Mitsuokella
Autres dénominations : Mitsuokella, multacida, Prevotella, multiacidus
Description
Autres dénominations :
Mitsuokella multacida : Prevotella multiacidus, Mitsuokella multiacidus.
Remerciements : L'auteur remercie le Dr. F. Enjalbert (École Nationale Vétérinaire de Toulouse) pour son aide sur l'importance et les rôles de l'acide phytique et des phytases.
Systématique
Le genre Mitsuokella a été proposé par Shah et Collins pour reclasser Bacteroides multiacidus. Cette espèce diffère du genre Bacteroides sensu stricto par la valeur de son G + C (comprise entre 56 et 58 contre 41 à 43 pour les Bacteroides sp.), par ses caractères chimiotaxonomiques (voir tableau I), par l'absence de vitamine K2 en tant que quinone respiratoire et par la production d'acide acétique et d'acide lactique alors que la production d'acide succinique est faible (les Bacteroides sp. produisent principalement de l'acide succinique et de l'acide acétique). Les nomenclatures de Mitsuokella et de Mitsuokella multiacidus (sic) ont été validement publiées en 1983 par inscription sur la liste de validation n° 10. Ultérieurement, l'épithète spécifique, multiacidus a été corrigée en multacida.

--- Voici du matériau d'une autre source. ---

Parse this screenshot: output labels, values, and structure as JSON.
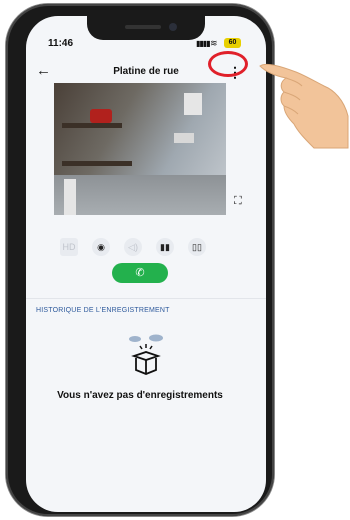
{
  "status_bar": {
    "time": "11:46",
    "signal": "▮▮▮▮",
    "wifi": "≋",
    "battery": "60"
  },
  "header": {
    "back_icon": "←",
    "title": "Platine de rue",
    "menu_icon": "⋮"
  },
  "video": {
    "fullscreen_icon": "⛶"
  },
  "controls": {
    "hd": "HD",
    "snapshot": "◉",
    "speaker": "◁)",
    "door1": "▮▮",
    "door2": "▯▯",
    "call_icon": "✆"
  },
  "history": {
    "label": "HISTORIQUE DE L'ENREGISTREMENT",
    "empty_message": "Vous n'avez pas d'enregistrements"
  },
  "colors": {
    "accent_green": "#23b14d",
    "history_blue": "#2e5a9c",
    "highlight_red": "#e0202a"
  }
}
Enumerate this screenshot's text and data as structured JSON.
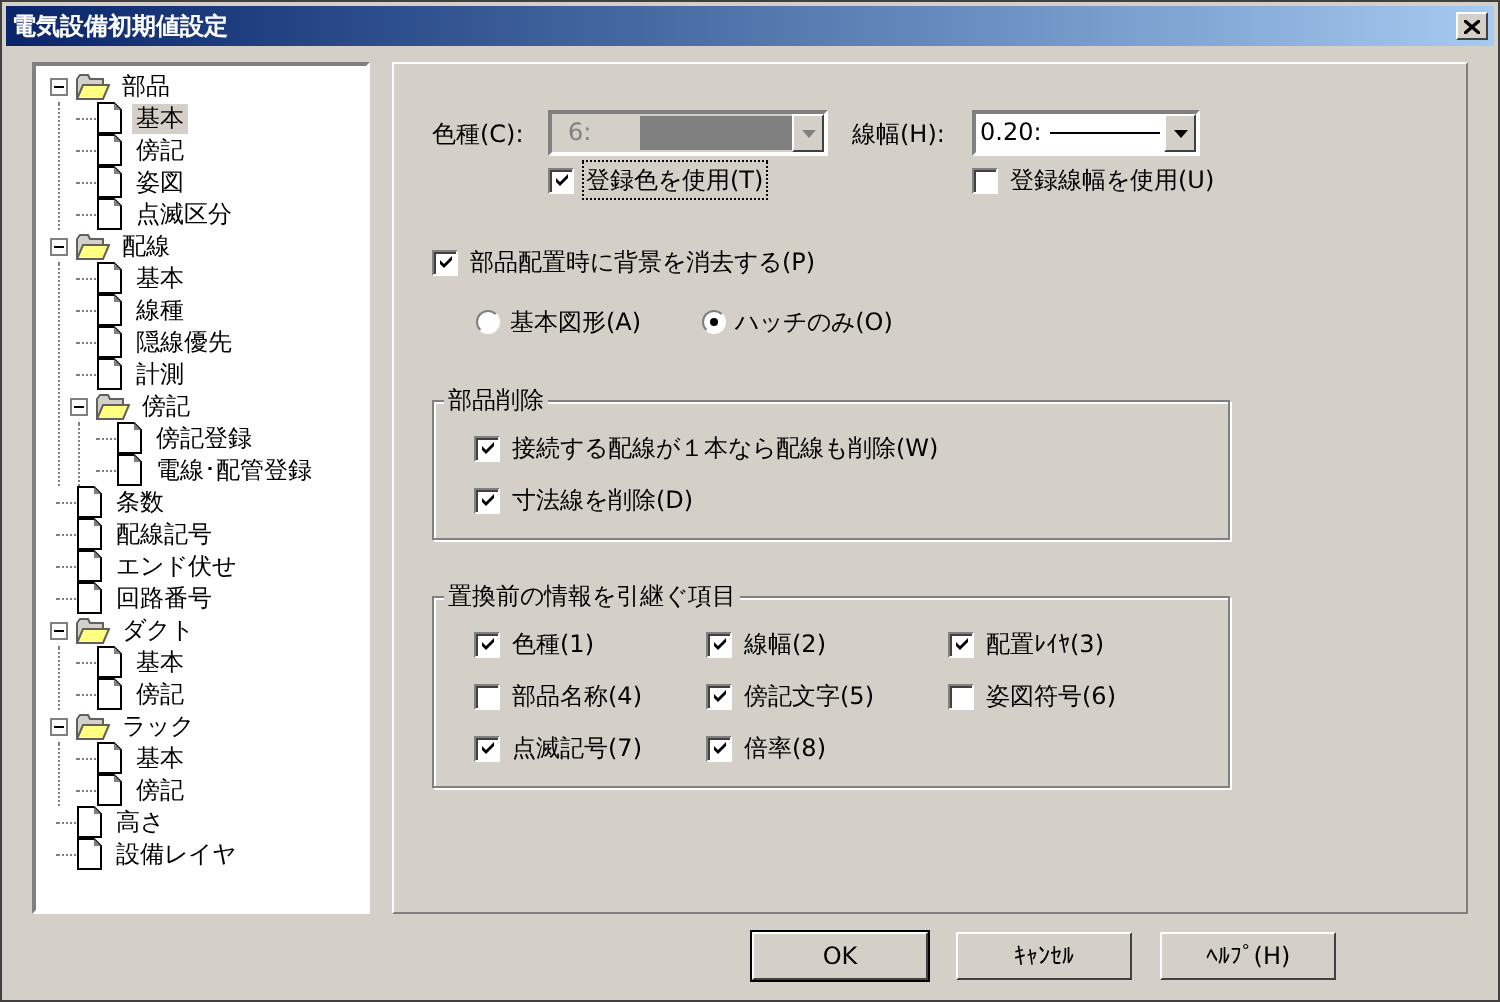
{
  "window": {
    "title": "電気設備初期値設定"
  },
  "tree": [
    {
      "label": "部品",
      "selected": false,
      "expanded": true,
      "children": [
        {
          "label": "基本",
          "selected": true
        },
        {
          "label": "傍記",
          "selected": false
        },
        {
          "label": "姿図",
          "selected": false
        },
        {
          "label": "点滅区分",
          "selected": false
        }
      ]
    },
    {
      "label": "配線",
      "selected": false,
      "expanded": true,
      "children": [
        {
          "label": "基本",
          "selected": false
        },
        {
          "label": "線種",
          "selected": false
        },
        {
          "label": "隠線優先",
          "selected": false
        },
        {
          "label": "計測",
          "selected": false
        },
        {
          "label": "傍記",
          "selected": false,
          "expanded": true,
          "children": [
            {
              "label": "傍記登録",
              "selected": false
            },
            {
              "label": "電線･配管登録",
              "selected": false
            }
          ]
        }
      ]
    },
    {
      "label": "条数",
      "selected": false
    },
    {
      "label": "配線記号",
      "selected": false
    },
    {
      "label": "エンド伏せ",
      "selected": false
    },
    {
      "label": "回路番号",
      "selected": false
    },
    {
      "label": "ダクト",
      "selected": false,
      "expanded": true,
      "children": [
        {
          "label": "基本",
          "selected": false
        },
        {
          "label": "傍記",
          "selected": false
        }
      ]
    },
    {
      "label": "ラック",
      "selected": false,
      "expanded": true,
      "children": [
        {
          "label": "基本",
          "selected": false
        },
        {
          "label": "傍記",
          "selected": false
        }
      ]
    },
    {
      "label": "高さ",
      "selected": false
    },
    {
      "label": "設備レイヤ",
      "selected": false
    }
  ],
  "fields": [
    {
      "label": "色種(C):",
      "value": "6:",
      "disabled": true,
      "kind": "color",
      "option": {
        "label": "登録色を使用(T)",
        "checked": true,
        "focused": true
      }
    },
    {
      "label": "線幅(H):",
      "value": "0.20:",
      "disabled": false,
      "kind": "line",
      "option": {
        "label": "登録線幅を使用(U)",
        "checked": false,
        "focused": false
      }
    }
  ],
  "erase_background": {
    "label": "部品配置時に背景を消去する(P)",
    "checked": true
  },
  "radios": [
    {
      "label": "基本図形(A)",
      "selected": false
    },
    {
      "label": "ハッチのみ(O)",
      "selected": true
    }
  ],
  "groups": [
    {
      "title": "部品削除",
      "kind": "list",
      "items": [
        {
          "label": "接続する配線が１本なら配線も削除(W)",
          "checked": true
        },
        {
          "label": "寸法線を削除(D)",
          "checked": true
        }
      ]
    },
    {
      "title": "置換前の情報を引継ぐ項目",
      "kind": "grid",
      "items": [
        {
          "label": "色種(1)",
          "checked": true
        },
        {
          "label": "線幅(2)",
          "checked": true
        },
        {
          "label": "配置ﾚｲﾔ(3)",
          "checked": true
        },
        {
          "label": "部品名称(4)",
          "checked": false
        },
        {
          "label": "傍記文字(5)",
          "checked": true
        },
        {
          "label": "姿図符号(6)",
          "checked": false
        },
        {
          "label": "点滅記号(7)",
          "checked": true
        },
        {
          "label": "倍率(8)",
          "checked": true
        }
      ]
    }
  ],
  "buttons": [
    {
      "label": "OK",
      "default": true
    },
    {
      "label": "ｷｬﾝｾﾙ",
      "default": false
    },
    {
      "label": "ﾍﾙﾌﾟ(H)",
      "default": false
    }
  ]
}
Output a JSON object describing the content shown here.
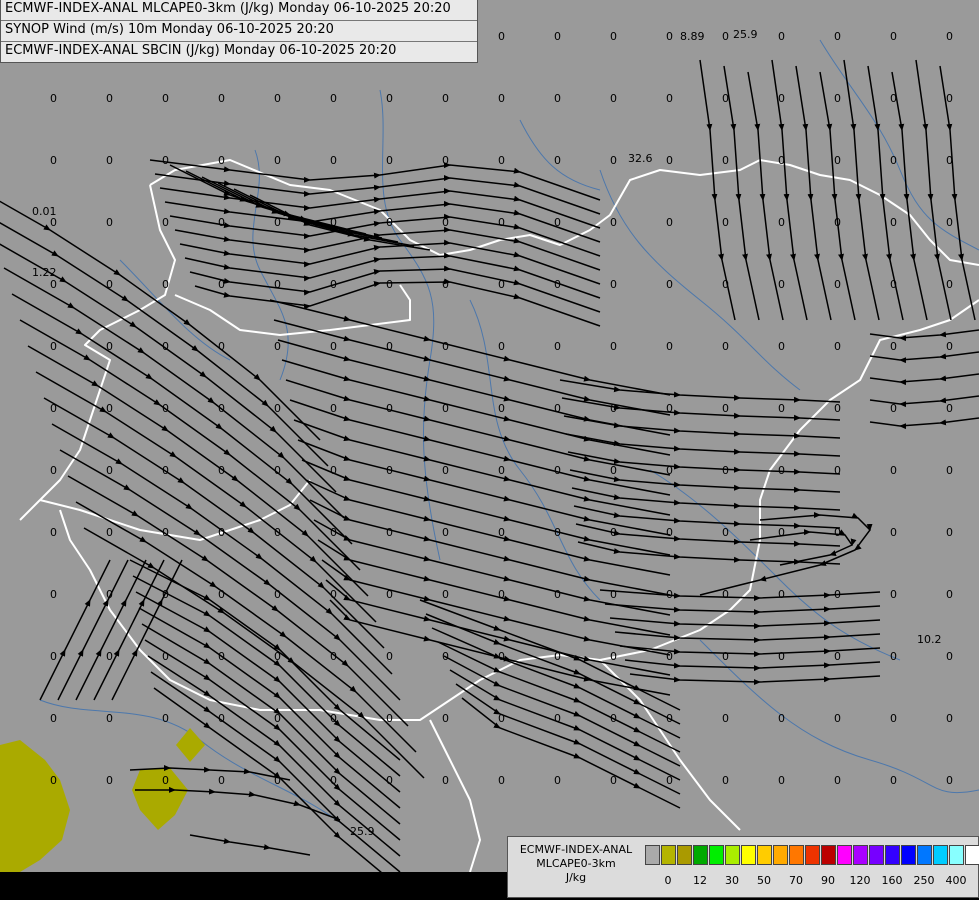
{
  "map": {
    "title_lines": [
      "ECMWF-INDEX-ANAL MLCAPE0-3km (J/kg) Monday 06-10-2025 20:20",
      "SYNOP Wind (m/s) 10m Monday 06-10-2025 20:20",
      "ECMWF-INDEX-ANAL SBCIN (J/kg) Monday 06-10-2025 20:20"
    ],
    "value_labels": [
      "8.89",
      "25.9",
      "32.6",
      "0.01",
      "1.22",
      "10.2",
      "25.9"
    ],
    "zero_label": "0"
  },
  "legend": {
    "title_line1": "ECMWF-INDEX-ANAL",
    "title_line2": "MLCAPE0-3km",
    "unit": "J/kg",
    "colors": [
      "#aaaaaa",
      "#b4b400",
      "#aa9a00",
      "#00aa00",
      "#00ee00",
      "#aaee00",
      "#ffff00",
      "#ffcc00",
      "#ffaa00",
      "#ff7700",
      "#ee3300",
      "#bb0000",
      "#ff00ff",
      "#aa00ff",
      "#7700ff",
      "#3300ff",
      "#0000ff",
      "#0077ff",
      "#00ccff",
      "#88ffff",
      "#ffffff"
    ],
    "ticks": [
      "0",
      "12",
      "30",
      "50",
      "70",
      "90",
      "120",
      "160",
      "250",
      "400"
    ]
  }
}
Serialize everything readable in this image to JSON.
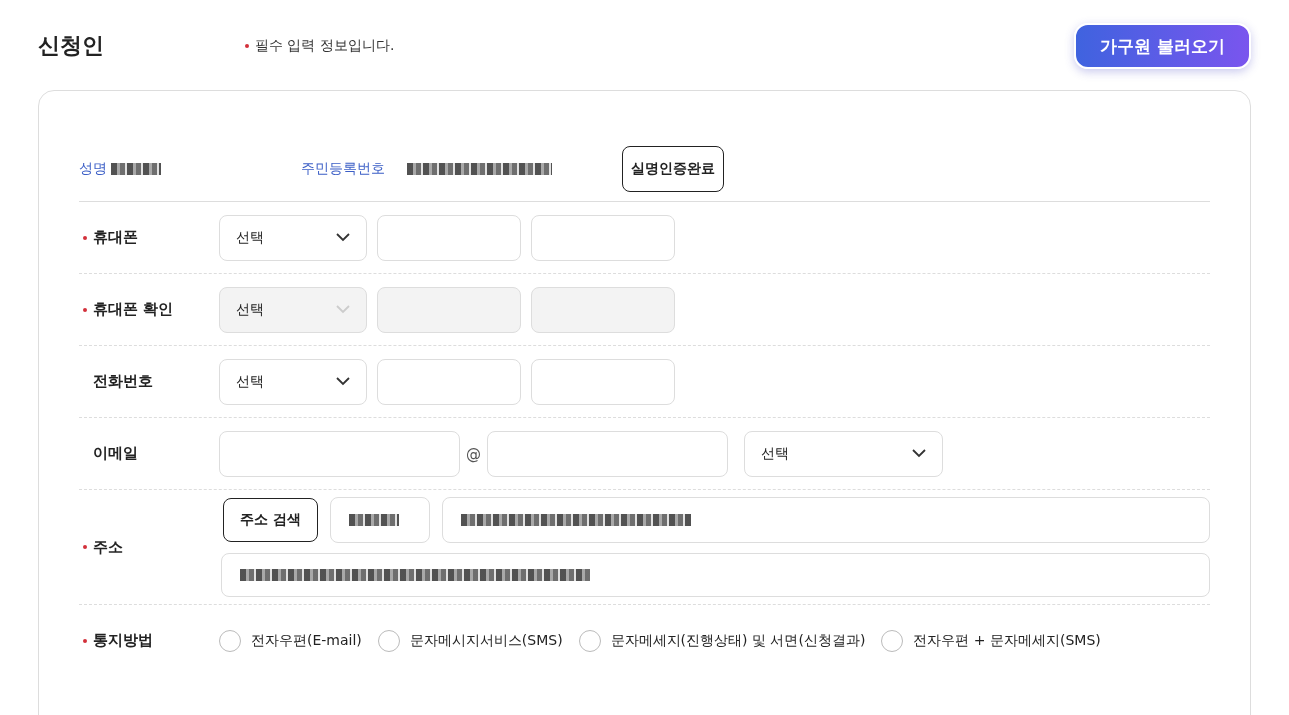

En 1986, Haapasalo et al. placent dans le genre Mitsuokella des souches bactériennes d'origine humaine, isolées du canal dentaire et qu'ils nomment Mitsuokella dentalis. Le placement de cette nouvelle espèce dans le genre Mitsuokella reposait principalement sur la valeur du G + C p. cent (comprise entre 56 et 60), sur l'absence de vitamine K2 et sur les caractères chimiotaxonomiques.
L'analyse des séquences des ARNr 16S permettent à Willems et Collins d'exclure Mitsuokella dentalis du genre Mitsuokella (cette bactérie est actuellement considérée comme une espèce du genre Prevotella) et de confirmer que le genre Mitsuokella est bien distinct du genre Bacteroides puisqu'il est phylogénétiquement apparenté à Sporomusa paucivorans, espèce placée par Collins et al. dans le groupe IX de la branche des Clostridium sp. et des bactéries apparentées.
Si on accepte l'exclusion de Mitsuokella dentalis, le genre Mitsuokella est resté monospécifique jusqu'au 15 mai 2002 date à laquelle Lan et al. valident la nomenclature de Mitsuokella jalaludinii pour cinq souches isolées du rumen des bovins. Ces souches possèdent des caractères phénotypiques proches de Mitsuokella multacida, le G + C p. cent de la souche M 9 = DSM 13811 = ATCC BAA-307 (qui sera désignée comme la souche type de Mitsuokella jalaludinii) est de 56,9, la séquence de l'ARNr 16S de cette souche présente 98,7 p. cent d'homologie avec la séquence de la souche type de Mitsuokella multacida, toutefois le pourcentage d'homologie ADN-ADN entre ces deux souches types n'est que de 63,8. La souche M 9 est donc une genosmospecies* distincte, elle est identifiable par ses caractères phénotypiques d'où la proposition de créer une nouvelle espèce du genre Mitsuokella.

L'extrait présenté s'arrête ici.